I push him on the ethics question. “Do you believe what you are doing is moral? Don’t you feel guilty that you are helping someone lie?”

“Absolutely not,” he says. “Look, there are girls who have lost their virginity out of negligence, without having done anything really immoral. Or they have lost it because they simply made a bad choice. Sometimes people call me and pour out their hearts; many of them lost their virginity because they were looking for self-gratification. They have the right to live, too.
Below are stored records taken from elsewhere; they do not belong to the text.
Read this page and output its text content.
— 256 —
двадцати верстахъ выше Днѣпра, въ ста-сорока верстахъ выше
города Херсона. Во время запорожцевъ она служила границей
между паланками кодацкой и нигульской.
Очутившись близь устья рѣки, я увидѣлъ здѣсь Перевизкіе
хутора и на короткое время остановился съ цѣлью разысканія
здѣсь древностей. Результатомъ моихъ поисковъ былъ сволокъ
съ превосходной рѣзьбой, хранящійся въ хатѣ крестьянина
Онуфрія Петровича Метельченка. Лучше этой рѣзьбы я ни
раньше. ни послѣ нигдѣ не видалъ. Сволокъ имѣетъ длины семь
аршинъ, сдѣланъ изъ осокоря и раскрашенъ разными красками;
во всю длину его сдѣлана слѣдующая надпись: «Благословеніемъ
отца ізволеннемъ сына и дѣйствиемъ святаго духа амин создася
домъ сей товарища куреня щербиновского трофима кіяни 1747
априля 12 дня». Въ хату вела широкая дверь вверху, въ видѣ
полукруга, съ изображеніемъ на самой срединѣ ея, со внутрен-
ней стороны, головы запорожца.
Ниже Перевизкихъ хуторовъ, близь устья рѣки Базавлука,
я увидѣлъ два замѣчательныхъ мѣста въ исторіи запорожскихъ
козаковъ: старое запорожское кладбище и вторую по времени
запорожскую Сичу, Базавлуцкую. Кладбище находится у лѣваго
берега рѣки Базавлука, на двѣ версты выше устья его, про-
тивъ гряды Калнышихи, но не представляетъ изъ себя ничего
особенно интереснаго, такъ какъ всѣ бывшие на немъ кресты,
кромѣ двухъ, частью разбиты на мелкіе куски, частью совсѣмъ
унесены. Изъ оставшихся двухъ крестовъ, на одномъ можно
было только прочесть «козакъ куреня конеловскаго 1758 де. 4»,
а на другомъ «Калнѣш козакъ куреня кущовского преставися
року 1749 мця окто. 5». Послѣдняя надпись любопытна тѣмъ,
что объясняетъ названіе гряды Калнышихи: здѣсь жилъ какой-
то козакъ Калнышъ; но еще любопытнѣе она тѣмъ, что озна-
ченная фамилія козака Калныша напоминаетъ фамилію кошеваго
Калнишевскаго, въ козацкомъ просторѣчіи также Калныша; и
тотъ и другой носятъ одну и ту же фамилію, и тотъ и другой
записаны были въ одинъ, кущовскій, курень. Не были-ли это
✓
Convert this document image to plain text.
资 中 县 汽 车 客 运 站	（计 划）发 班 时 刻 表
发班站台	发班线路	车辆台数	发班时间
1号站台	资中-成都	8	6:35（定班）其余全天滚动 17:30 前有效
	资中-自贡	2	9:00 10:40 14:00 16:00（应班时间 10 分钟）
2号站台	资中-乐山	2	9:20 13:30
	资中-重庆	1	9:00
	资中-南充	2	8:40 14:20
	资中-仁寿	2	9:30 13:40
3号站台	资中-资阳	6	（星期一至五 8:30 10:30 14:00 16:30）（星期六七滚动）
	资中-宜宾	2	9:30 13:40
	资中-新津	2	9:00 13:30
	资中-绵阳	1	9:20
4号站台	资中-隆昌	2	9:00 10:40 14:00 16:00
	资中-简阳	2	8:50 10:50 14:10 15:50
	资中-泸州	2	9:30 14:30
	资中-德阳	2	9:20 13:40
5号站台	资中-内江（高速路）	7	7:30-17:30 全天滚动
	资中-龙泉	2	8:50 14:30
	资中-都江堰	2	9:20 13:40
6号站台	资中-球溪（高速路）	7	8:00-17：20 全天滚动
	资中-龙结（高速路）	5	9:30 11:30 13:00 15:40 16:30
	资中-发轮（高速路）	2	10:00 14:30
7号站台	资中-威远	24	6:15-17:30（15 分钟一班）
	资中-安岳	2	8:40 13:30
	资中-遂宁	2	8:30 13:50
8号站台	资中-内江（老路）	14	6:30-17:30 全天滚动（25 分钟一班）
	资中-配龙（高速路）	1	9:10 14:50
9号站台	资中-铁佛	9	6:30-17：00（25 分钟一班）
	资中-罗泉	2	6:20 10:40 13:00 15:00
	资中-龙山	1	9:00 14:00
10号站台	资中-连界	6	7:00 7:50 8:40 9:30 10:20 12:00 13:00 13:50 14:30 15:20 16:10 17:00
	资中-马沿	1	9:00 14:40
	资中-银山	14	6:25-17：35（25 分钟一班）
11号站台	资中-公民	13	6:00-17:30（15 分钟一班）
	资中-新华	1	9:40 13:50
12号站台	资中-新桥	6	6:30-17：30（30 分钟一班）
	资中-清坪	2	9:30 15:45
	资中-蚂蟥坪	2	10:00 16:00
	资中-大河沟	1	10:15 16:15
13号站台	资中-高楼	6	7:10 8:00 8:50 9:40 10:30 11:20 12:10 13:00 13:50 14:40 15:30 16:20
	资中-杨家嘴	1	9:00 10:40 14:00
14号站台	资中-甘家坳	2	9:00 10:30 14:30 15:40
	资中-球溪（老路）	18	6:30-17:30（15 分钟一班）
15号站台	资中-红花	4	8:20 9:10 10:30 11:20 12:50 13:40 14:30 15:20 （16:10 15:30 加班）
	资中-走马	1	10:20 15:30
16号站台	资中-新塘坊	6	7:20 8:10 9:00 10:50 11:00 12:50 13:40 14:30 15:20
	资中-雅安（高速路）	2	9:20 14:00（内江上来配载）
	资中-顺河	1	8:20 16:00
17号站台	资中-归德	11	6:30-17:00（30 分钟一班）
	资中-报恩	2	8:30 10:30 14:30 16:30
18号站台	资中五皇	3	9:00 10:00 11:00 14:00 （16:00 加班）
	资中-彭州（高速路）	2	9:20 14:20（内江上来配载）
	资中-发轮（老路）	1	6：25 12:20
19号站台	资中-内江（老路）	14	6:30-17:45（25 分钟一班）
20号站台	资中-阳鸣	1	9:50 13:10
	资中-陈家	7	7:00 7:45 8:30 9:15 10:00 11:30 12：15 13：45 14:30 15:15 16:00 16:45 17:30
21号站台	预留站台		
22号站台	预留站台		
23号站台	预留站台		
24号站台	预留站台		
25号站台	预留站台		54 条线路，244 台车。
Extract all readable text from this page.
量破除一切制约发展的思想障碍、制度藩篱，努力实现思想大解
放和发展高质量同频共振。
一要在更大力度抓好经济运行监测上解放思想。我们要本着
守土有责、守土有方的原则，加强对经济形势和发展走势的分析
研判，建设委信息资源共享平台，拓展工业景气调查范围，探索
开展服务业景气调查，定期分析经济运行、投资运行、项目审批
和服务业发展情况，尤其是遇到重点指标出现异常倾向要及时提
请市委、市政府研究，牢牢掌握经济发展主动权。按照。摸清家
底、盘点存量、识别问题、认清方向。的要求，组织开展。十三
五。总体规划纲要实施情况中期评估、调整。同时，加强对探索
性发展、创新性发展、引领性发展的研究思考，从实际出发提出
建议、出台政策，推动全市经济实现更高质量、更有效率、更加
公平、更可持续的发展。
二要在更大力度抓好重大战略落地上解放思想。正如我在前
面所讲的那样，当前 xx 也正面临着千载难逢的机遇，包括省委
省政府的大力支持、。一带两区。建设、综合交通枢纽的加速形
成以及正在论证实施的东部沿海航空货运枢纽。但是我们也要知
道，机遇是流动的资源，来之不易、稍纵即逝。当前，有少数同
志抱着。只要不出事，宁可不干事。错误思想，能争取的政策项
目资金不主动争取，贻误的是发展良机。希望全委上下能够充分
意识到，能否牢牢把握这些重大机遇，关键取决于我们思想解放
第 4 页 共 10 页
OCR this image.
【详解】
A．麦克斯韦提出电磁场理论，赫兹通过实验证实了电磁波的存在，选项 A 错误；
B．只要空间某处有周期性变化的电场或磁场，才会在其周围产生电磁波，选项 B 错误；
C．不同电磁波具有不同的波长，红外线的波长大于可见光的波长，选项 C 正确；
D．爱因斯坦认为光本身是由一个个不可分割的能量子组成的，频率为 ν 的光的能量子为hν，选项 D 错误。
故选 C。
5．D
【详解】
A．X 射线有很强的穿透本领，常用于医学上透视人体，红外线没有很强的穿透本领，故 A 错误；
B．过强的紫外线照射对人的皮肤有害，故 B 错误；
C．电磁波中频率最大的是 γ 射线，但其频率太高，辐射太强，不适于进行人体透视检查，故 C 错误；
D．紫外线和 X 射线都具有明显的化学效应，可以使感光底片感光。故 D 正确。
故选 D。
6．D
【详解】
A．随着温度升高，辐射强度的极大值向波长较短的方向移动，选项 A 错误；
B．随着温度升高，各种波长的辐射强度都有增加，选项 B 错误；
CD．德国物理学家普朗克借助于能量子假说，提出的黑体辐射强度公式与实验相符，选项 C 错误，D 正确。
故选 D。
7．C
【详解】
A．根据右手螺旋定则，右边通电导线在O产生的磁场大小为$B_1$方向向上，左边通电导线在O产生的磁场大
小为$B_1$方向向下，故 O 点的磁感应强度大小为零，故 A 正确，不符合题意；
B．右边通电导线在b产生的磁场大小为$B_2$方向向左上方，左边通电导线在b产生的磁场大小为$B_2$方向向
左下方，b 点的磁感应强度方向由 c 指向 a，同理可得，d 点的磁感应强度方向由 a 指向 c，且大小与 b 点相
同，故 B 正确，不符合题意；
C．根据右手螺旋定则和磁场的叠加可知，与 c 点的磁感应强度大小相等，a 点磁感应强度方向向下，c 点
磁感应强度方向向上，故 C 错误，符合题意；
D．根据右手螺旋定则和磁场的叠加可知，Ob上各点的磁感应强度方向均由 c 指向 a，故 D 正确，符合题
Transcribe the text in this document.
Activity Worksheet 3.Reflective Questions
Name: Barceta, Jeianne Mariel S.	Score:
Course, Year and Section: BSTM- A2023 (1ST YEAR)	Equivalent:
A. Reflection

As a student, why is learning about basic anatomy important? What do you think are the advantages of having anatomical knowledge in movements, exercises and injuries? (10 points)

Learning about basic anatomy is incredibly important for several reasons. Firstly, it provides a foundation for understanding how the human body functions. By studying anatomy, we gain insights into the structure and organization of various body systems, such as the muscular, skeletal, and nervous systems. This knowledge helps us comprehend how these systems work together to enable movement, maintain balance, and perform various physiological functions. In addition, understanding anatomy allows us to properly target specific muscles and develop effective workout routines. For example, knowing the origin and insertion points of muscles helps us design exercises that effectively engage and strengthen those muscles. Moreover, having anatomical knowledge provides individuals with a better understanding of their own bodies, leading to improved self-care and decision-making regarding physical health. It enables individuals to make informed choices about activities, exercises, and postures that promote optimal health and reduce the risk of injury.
A couple of times, people have called because they fell down or were engaged in heavy sports and broke their hymen.”

“So they sell well?” I ask.

“You would not believe it; it’s been phenomenal. Every day I answer more than 100 phone calls and sell about 15 packs. Surgery to restore the hymen comes with many problems and many people can’t afford it. With surgery, there is also the chance that the woman’s whole family could find out about the surgery and hospitalization. And a surgically restored hymen is only restored for a period of between nine and 13 months. The suppository is not expensive and it doesn’t create a scandal. You buy it, put it in half an hour before intercourse and that is that.”

I admit that I think it’s immoral to encourage people to deny their past, or to feel humiliated about it.

“Oh come on,” he says. “How much is morality worth? Where do you live? Perhaps not in Iran? You think it’s wrong to help women when their lives and safety are threatened? I am completely at peace with myself. I help people to be hopeful about their future. I help them so that they are not tortured and judged, so they can overcome depression and isolation and live a normal life.”

“Maybe,” I say, “it would be better to bring up our sons in a way that makes it possible for them to accept that, if they can have sexual experiences before marriage, their future spouses have the same right.”

“Please ma’am, let it go. While you’re changing the culture, a few generations will have been destroyed. Go see the mayhem that surgeons and gynecologists have to deal with to restore hymens. It’s a racket and some have made a fortune, charging helpless families enormous amounts of money who are forced to pay for it under pressure and through borrowing money. Now I must go. I’ve lost a few customers while talking to you.”

I thank him and ask him if I can publish his comments. He agrees, but says, “but please don’t give my number to your friends. I am a businessman, you know? I don’t want to be under surveillance.”